I do not feel like myself. (I am full of snarls.)

I’ve no doubt that the person I was a few years ago, buoyed by a greatly enlarged imagination and sense of purpose, is still here, somewhere. Yet she has withdrawn for now. Proof, I think, that what we think of as the ‘self’ (mind/consciousness/personality/soul) is completely embedded in our bodily/biological form and functions—and therefore when the body is not functioning well, when it is exhausted, deficient, imbalanced, a new self emerges. Is this a false self? Or merely different? A little of both, perhaps.   

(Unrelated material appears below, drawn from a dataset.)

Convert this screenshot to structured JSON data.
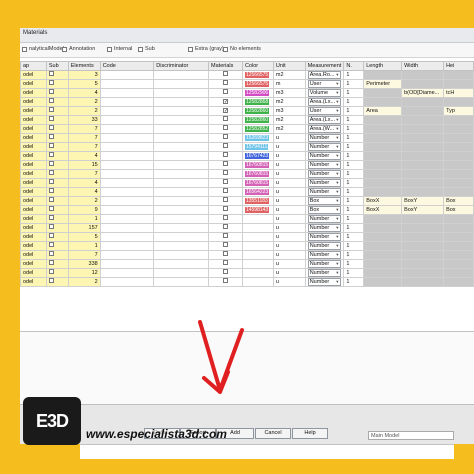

Under such circumstances, it’s difficult to be positive, to be inspired, or to want to post here. But, after a couple of weeks of not writing, I felt the need to write this, to explain my absence, my silence. I hope that it will not be long-lasting, and eventually I will have the desire and ability to resume more regular posts. And, blog aside, a return to, if not who I really am, at least who I want to be, with a sense of purpose in my creative work, and my small place in the world.

Lomandra obliqua
I’ve been trying (very, very slowly) to learn a little more about the plants that live around me, so the above photos are of plants that I have seen/found flowering in the bush not far from my home.

2 comments:

  1. I enjoy your writings, so of course I hope you may feel like writing. But I am myself not so perfectly well, and I do understand the need to pull back, to reassess, to simply get on with living. I hope you may feel better soon, and share as much of your fine bright spirit as you can.